Street Level; Jon Ortner’s Tale Of Two Cities
There was not only a dual nature to the job itself but also something of a split personality to the building Jon was hired by developer J.D. Carlisle to photograph. Located between 29th and 30th Streets on Sixth Avenue, the 54-story structure in fact has two names and natures: from the street to the 25th floor it’s the Eventi Hotel; at the 26th floor it becomes the Beatrice and rental apartments.
Jon wasn’t hired to shoot construction; his specialty is fine art images that define an essential element of real estate success: location. His photos would be used for the building’s website, for brochures, and for display in sales and leasing offices.
To showcase the Beatrice, his images would be all about the brilliant daytime vistas and sparkling night lights of the city. “Those were the shots that would make people want to live there,” Jon says, and he took those photos from the building’s roof and from the Cloud Lounge and Terrace on the 54th floor.
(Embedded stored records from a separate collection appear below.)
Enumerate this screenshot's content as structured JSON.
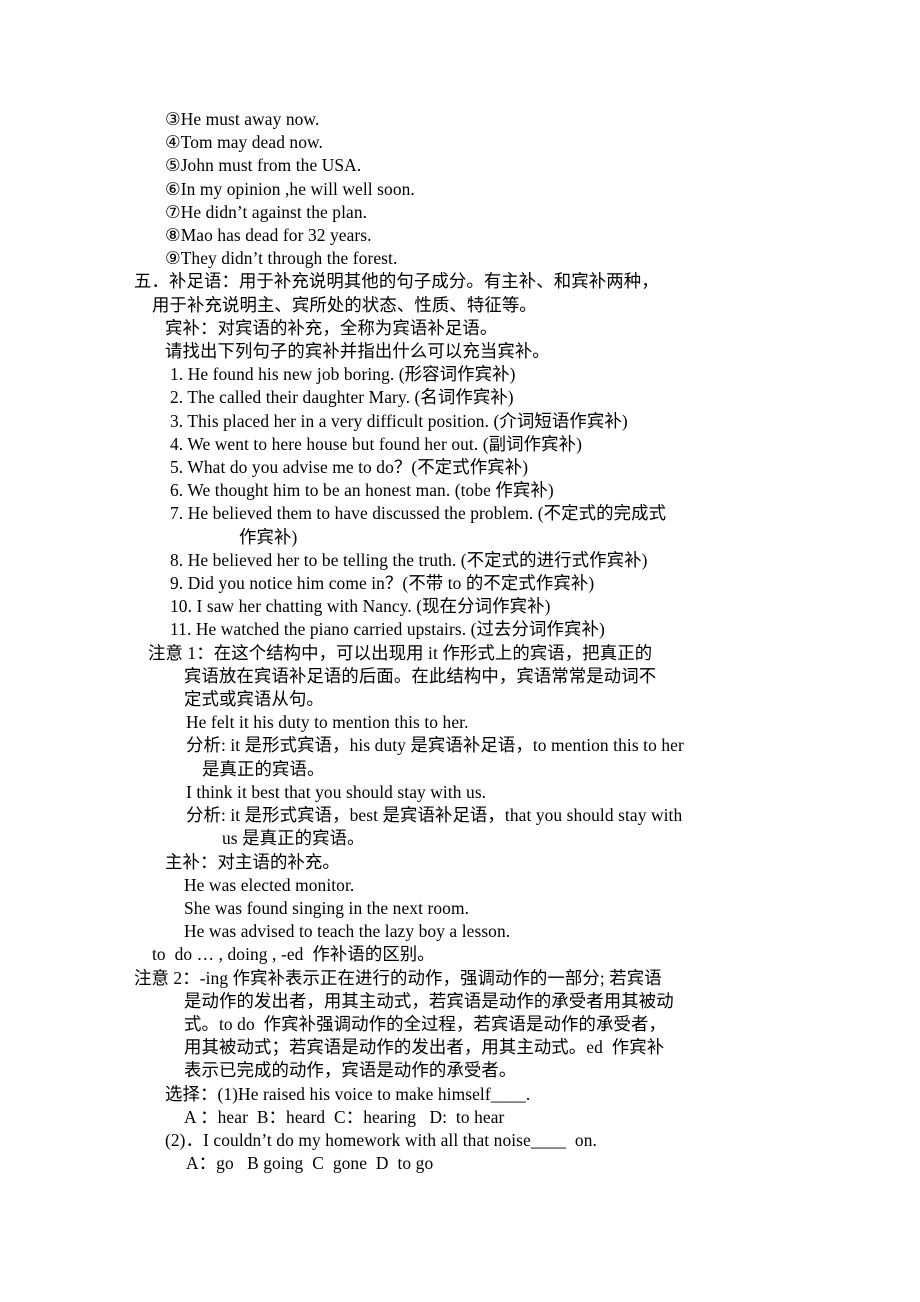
{
  "document": {
    "type": "grammar-study-notes",
    "language": "zh-CN + en",
    "lines": {
      "ex3": "③He must away now.",
      "ex4": "④Tom may dead now.",
      "ex5": "⑤John must from the USA.",
      "ex6": "⑥In my opinion ,he will well soon.",
      "ex7": "⑦He didn’t against the plan.",
      "ex8": "⑧Mao has dead for 32 years.",
      "ex9": "⑨They didn’t through the forest.",
      "section5_a": "五．补足语：用于补充说明其他的句子成分。有主补、和宾补两种，",
      "section5_b": "用于补充说明主、宾所处的状态、性质、特征等。",
      "binbu_def": "宾补：对宾语的补充，全称为宾语补足语。",
      "binbu_task": "请找出下列句子的宾补并指出什么可以充当宾补。",
      "q1": "1. He found his new job boring. (形容词作宾补)",
      "q2": "2. The called their daughter Mary. (名词作宾补)",
      "q3": "3. This placed her in a very difficult position. (介词短语作宾补)",
      "q4": "4. We went to here house but found her out. (副词作宾补)",
      "q5": "5. What do you advise me to do？(不定式作宾补)",
      "q6": "6. We thought him to be an honest man. (tobe 作宾补)",
      "q7a": "7. He believed them to have discussed the problem. (不定式的完成式",
      "q7b": "作宾补)",
      "q8": "8. He believed her to be telling the truth. (不定式的进行式作宾补)",
      "q9": "9. Did you notice him come in？(不带 to 的不定式作宾补)",
      "q10": "10. I saw her chatting with Nancy. (现在分词作宾补)",
      "q11": "11. He watched the piano carried upstairs. (过去分词作宾补)",
      "note1_a": "注意 1：在这个结构中，可以出现用 it 作形式上的宾语，把真正的",
      "note1_b": "宾语放在宾语补足语的后面。在此结构中，宾语常常是动词不",
      "note1_c": "定式或宾语从句。",
      "note1_ex1": "He felt it his duty to mention this to her.",
      "note1_an1a": "分析: it 是形式宾语，his duty 是宾语补足语，to mention this to her",
      "note1_an1b": "是真正的宾语。",
      "note1_ex2": "I think it best that you should stay with us.",
      "note1_an2a": "分析: it 是形式宾语，best 是宾语补足语，that you should stay with",
      "note1_an2b": "us 是真正的宾语。",
      "zhubu_def": "主补：对主语的补充。",
      "zhubu_ex1": "He was elected monitor.",
      "zhubu_ex2": "She was found singing in the next room.",
      "zhubu_ex3": "He was advised to teach the lazy boy a lesson.",
      "todo_line": "to  do … , doing , -ed  作补语的区别。",
      "note2_a": "注意 2：-ing 作宾补表示正在进行的动作，强调动作的一部分; 若宾语",
      "note2_b": "是动作的发出者，用其主动式，若宾语是动作的承受者用其被动",
      "note2_c": "式。to do  作宾补强调动作的全过程，若宾语是动作的承受者，",
      "note2_d": "用其被动式；若宾语是动作的发出者，用其主动式。ed  作宾补",
      "note2_e": "表示已完成的动作，宾语是动作的承受者。",
      "choice_q1": "选择：(1)He raised his voice to make himself____.",
      "choice_q1_options": "A ：hear  B：heard  C：hearing   D:  to hear",
      "choice_q2": "(2)．I couldn’t do my homework with all that noise____  on.",
      "choice_q2_options": "A：go   B going  C  gone  D  to go"
    }
  }
}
With his D-SLR on a tripod, he captured images from all points of the compass, working slowly and deliberately, with geometric precision and careful consideration of the weather, the light, the clarity of the air, even the stillness of the structure. “The idea is that almost anywhere above the 10th floor, you get a magnificent view,” he says. He also shot the hero exterior of the building from the heights of a suitably tall building nearby.
But down at street level, it was another story.
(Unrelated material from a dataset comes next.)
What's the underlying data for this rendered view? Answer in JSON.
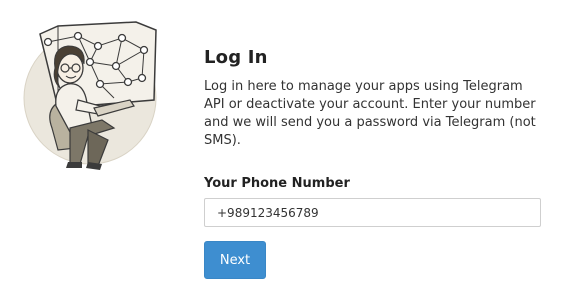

“The idea for this part of the assignment was that when you live in the building you have access to incredibly hip neighborhoods,” Jon says. “Chelsea, the Theater District, the Meatpacking District, the Flower District, the Flatiron District, the High Line.” In other words, the trendy, hip areas of the city that everyone hopes will stay trendy and hip. (A word of explanation: in Manhattan, “neighborhood” and “district” refer to any area within a 5- to 10-minute cab ride.)
On the street the assignment was all about energy and attitude. “They asked me to come back with photos that captured the feeling of living there, that conveyed the energy of the vibrant cultural scene.”
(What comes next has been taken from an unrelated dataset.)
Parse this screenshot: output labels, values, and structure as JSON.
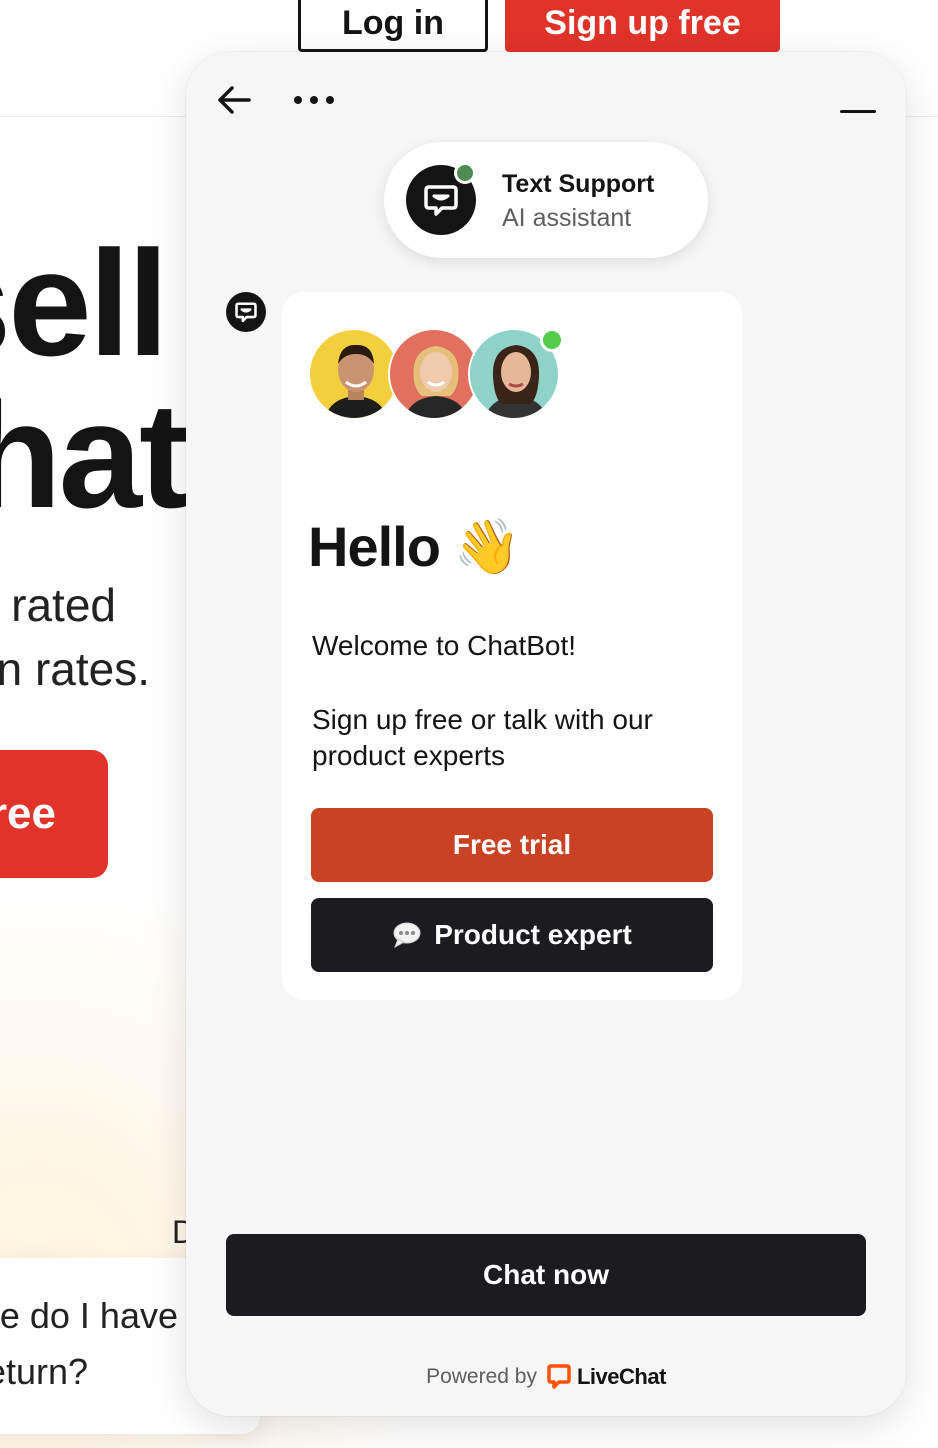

His instructions were clear: there were to be no straight horizons; everything was to be tilted, blurred, and zoomed, with vivid, even exaggerated colors. “I moved the camera, tilted the camera, went inside, outside, day and night, but especially at twilight. I shot over a thousand street photos. It was almost like being a paparazzo.”
But a polite one. At street level, it pays to be on the level. “You can’t be a jerk,” Jon says. “You have to smile, be engaging. People tend to question you when you’re photographing them eating or you’re shooting the front of the restaurant or a display window. Waiters come out, owners come out.” The best answers to the questions? The truth. “I’d stop what I was doing, whip out some of my work—I had my postcard books with me, and my calendars—and I’d tell them who I was working for and show the business cards of J.D. Carlisle. I’d say, ‘You see that building glistening over there? Well, they want to advertise all the best shops in the neighborhood—this is free advertising for the neighborhood and for you.’”
He shot from the hip, moving all the time, walking through like a tourist, no tripod, just shooting, zooming, and tilting. “I went to the extremes of my style, which meant feeding on the energy.” And the color: “I’d look around and see purple lights, and I knew shooting anyone walking in that area would give me an exquisite purple hue in the background. Colors triggered a lot of shots.”